Monday letters: good news, cross is lit
Some positive stories
During a week of epic worsening news, I have been unwittingly gifted with experiences of solidarity and hope.
One story is of a Costco shopper who experienced customers stepping aside for each other in the aisles. When only one item remained on a shelf, one shopper turned to another and asked if they would like it. In the end, “This generosity created an energy of collective caring that will never be reported by the media.”
Another story is about a chef in New York City using his empty restaurant to feed the hungry and saying he would continue until he ran out of money.
To my delight, family and friends are checking in with us to ensure that our basic needs are being met.

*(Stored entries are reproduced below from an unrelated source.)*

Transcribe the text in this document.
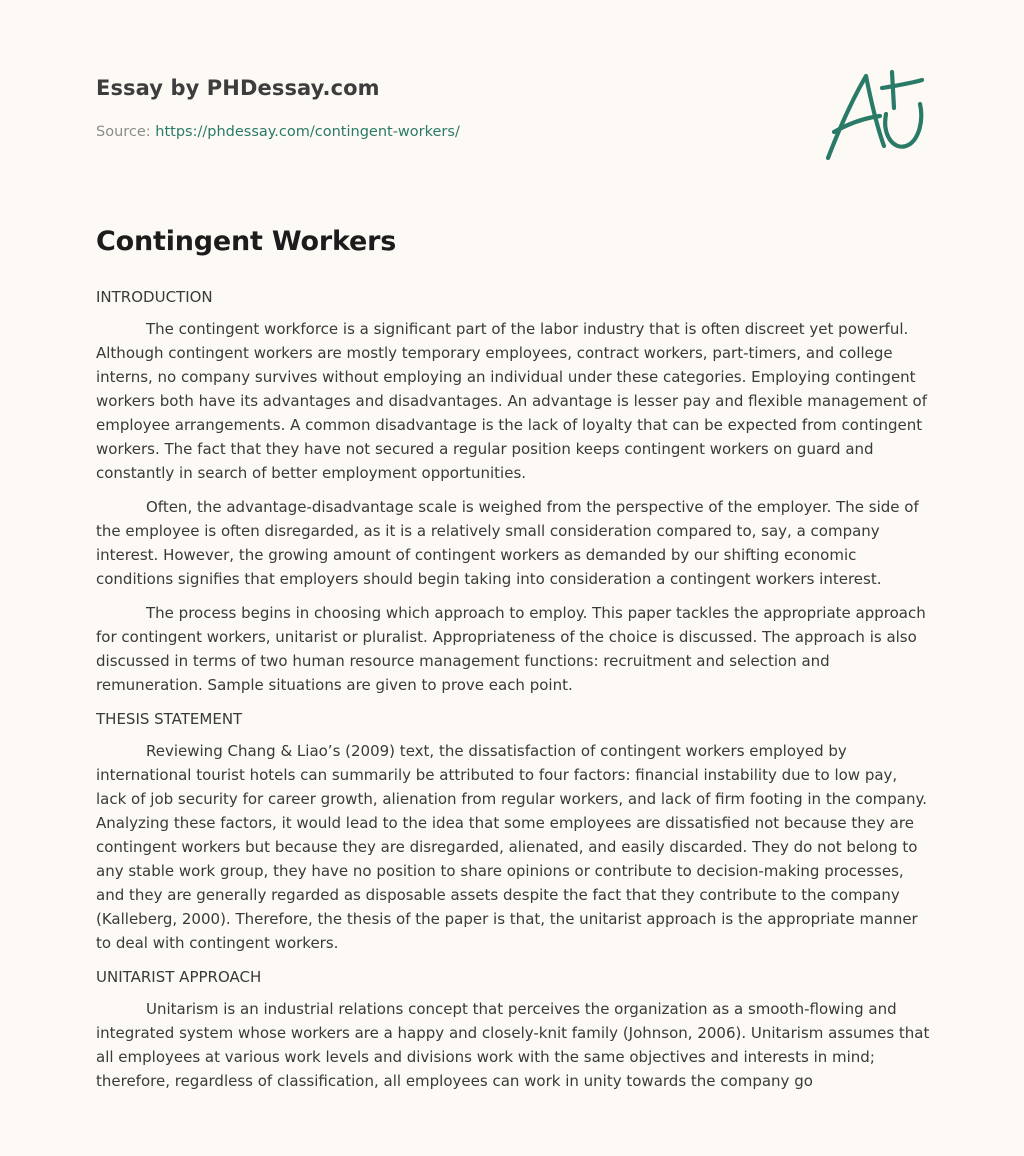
Essay by PHDessay.com
Source: https://phdessay.com/contingent-workers/
Contingent Workers

INTRODUCTION

The contingent workforce is a significant part of the labor industry that is often discreet yet powerful. Although contingent workers are mostly temporary employees, contract workers, part-timers, and college interns, no company survives without employing an individual under these categories. Employing contingent workers both have its advantages and disadvantages. An advantage is lesser pay and flexible management of employee arrangements. A common disadvantage is the lack of loyalty that can be expected from contingent workers. The fact that they have not secured a regular position keeps contingent workers on guard and constantly in search of better employment opportunities.

Often, the advantage-disadvantage scale is weighed from the perspective of the employer. The side of the employee is often disregarded, as it is a relatively small consideration compared to, say, a company interest. However, the growing amount of contingent workers as demanded by our shifting economic conditions signifies that employers should begin taking into consideration a contingent workers interest.

The process begins in choosing which approach to employ. This paper tackles the appropriate approach for contingent workers, unitarist or pluralist. Appropriateness of the choice is discussed. The approach is also discussed in terms of two human resource management functions: recruitment and selection and remuneration. Sample situations are given to prove each point.

THESIS STATEMENT

Reviewing Chang & Liao’s (2009) text, the dissatisfaction of contingent workers employed by international tourist hotels can summarily be attributed to four factors: financial instability due to low pay, lack of job security for career growth, alienation from regular workers, and lack of firm footing in the company. Analyzing these factors, it would lead to the idea that some employees are dissatisfied not because they are contingent workers but because they are disregarded, alienated, and easily discarded. They do not belong to any stable work group, they have no position to share opinions or contribute to decision-making processes, and they are generally regarded as disposable assets despite the fact that they contribute to the company (Kalleberg, 2000). Therefore, the thesis of the paper is that, the unitarist approach is the appropriate manner to deal with contingent workers.

UNITARIST APPROACH

Unitarism is an industrial relations concept that perceives the organization as a smooth-flowing and integrated system whose workers are a happy and closely-knit family (Johnson, 2006). Unitarism assumes that all employees at various work levels and divisions work with the same objectives and interests in mind; therefore, regardless of classification, all employees can work in unity towards the company go
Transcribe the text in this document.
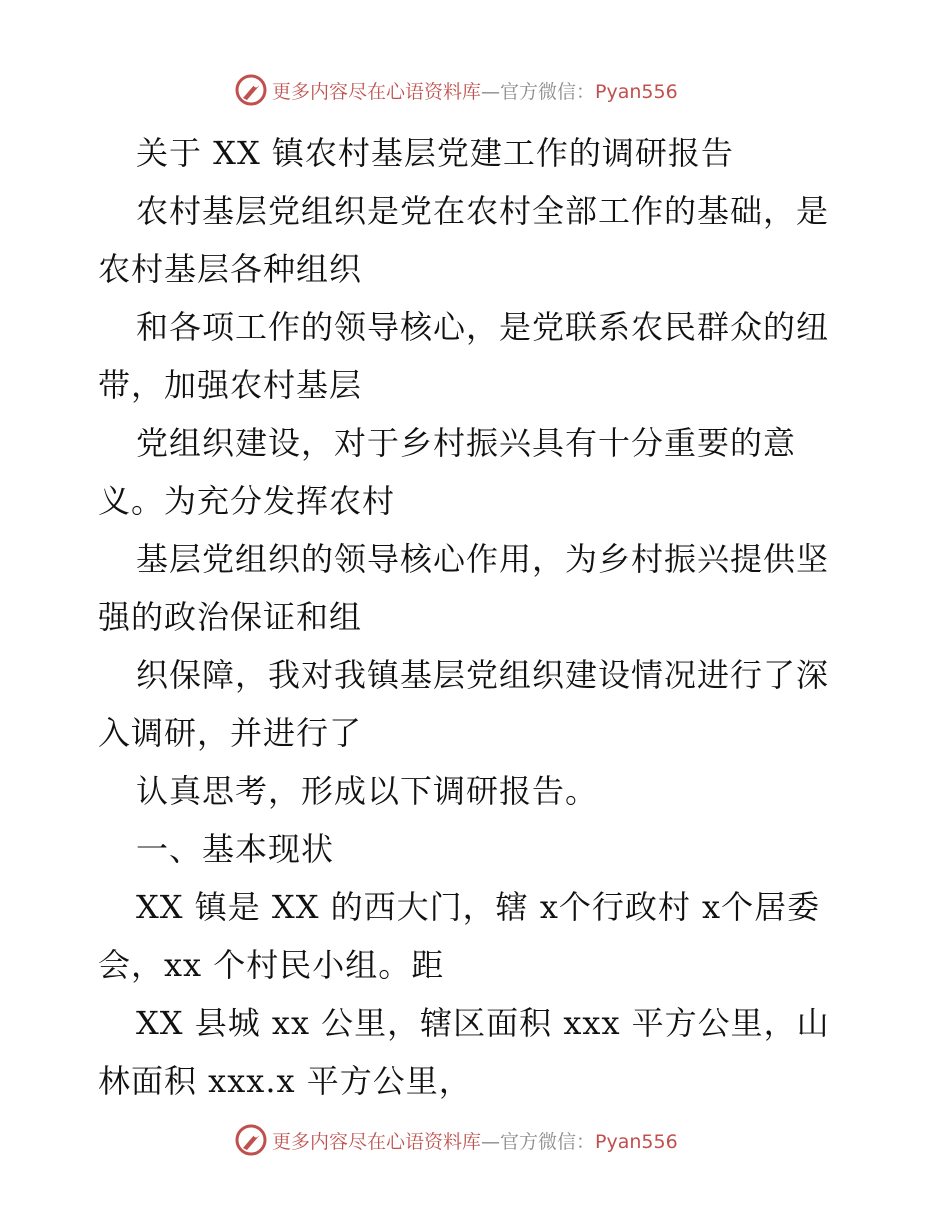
更多内容尽在心语资料库—官方微信：Pyan556
关于 XX 镇农村基层党建工作的调研报告
农村基层党组织是党在农村全部工作的基础，是
农村基层各种组织
和各项工作的领导核心，是党联系农民群众的纽
带，加强农村基层
党组织建设，对于乡村振兴具有十分重要的意
义。为充分发挥农村
基层党组织的领导核心作用，为乡村振兴提供坚
强的政治保证和组
织保障，我对我镇基层党组织建设情况进行了深
入调研，并进行了
认真思考，形成以下调研报告。
一、基本现状
XX 镇是 XX 的西大门，辖 x个行政村 x个居委
会，xx 个村民小组。距
XX 县城 xx 公里，辖区面积 xxx 平方公里，山
林面积 xxx.x 平方公里，
更多内容尽在心语资料库—官方微信：Pyan556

A particularly kind and generous neighbor has twice surprised us with “anti-viral pills” — the kind from the oven with chocolate chips inside.
Each of us has a choice to hunker down in anxiety and fear or to seek opportunities to reach out to others, each in our own unique way.
One person writes, “We can create a new virus of caring, from the nobility of our humanity. It can become even more contagious than the one dancing in the headlines.”
Finally, from South Carolina comes inspiration from one devoted to the labyrinth, both as spiritual practice and as teacher. “(Walking it) teaches me to be mindful (keep my eyes on the path); it teaches me that I cannot predict what is to come or how long it will take to get there but that change always happens (regardless of their length, paths always turn); it teaches me that everything is held together by the invisible power of Love (the center’s petals are held together in an invisible circle).”
Each of us is invited to access a labyrinth — walking one or using a finger labyrinth (available online). During these dark days, she says, let the labyrinth and its “thin places” teach us how to gain inner rest, to discover eternal wisdom, and to be light in the darkness.
The Rev. Barbara Palmer
Glenwood’s cross is lit
You will notice the cross overlooking Glenwood Springs has been lit.
Our group is extremely sensitive to lighting the cross, and you’ve all noted it is usually for a short time, corresponding to specific holidays.
We are lighting the Red Mountain Cross as a reminder to all, that during these uncharted times of uncertainty, we know there is a loving and mighty God looking over us. Let it also be a reminder that we can look to him for our strength and reassurance.
Let’s continue to pray for our leadership and each other.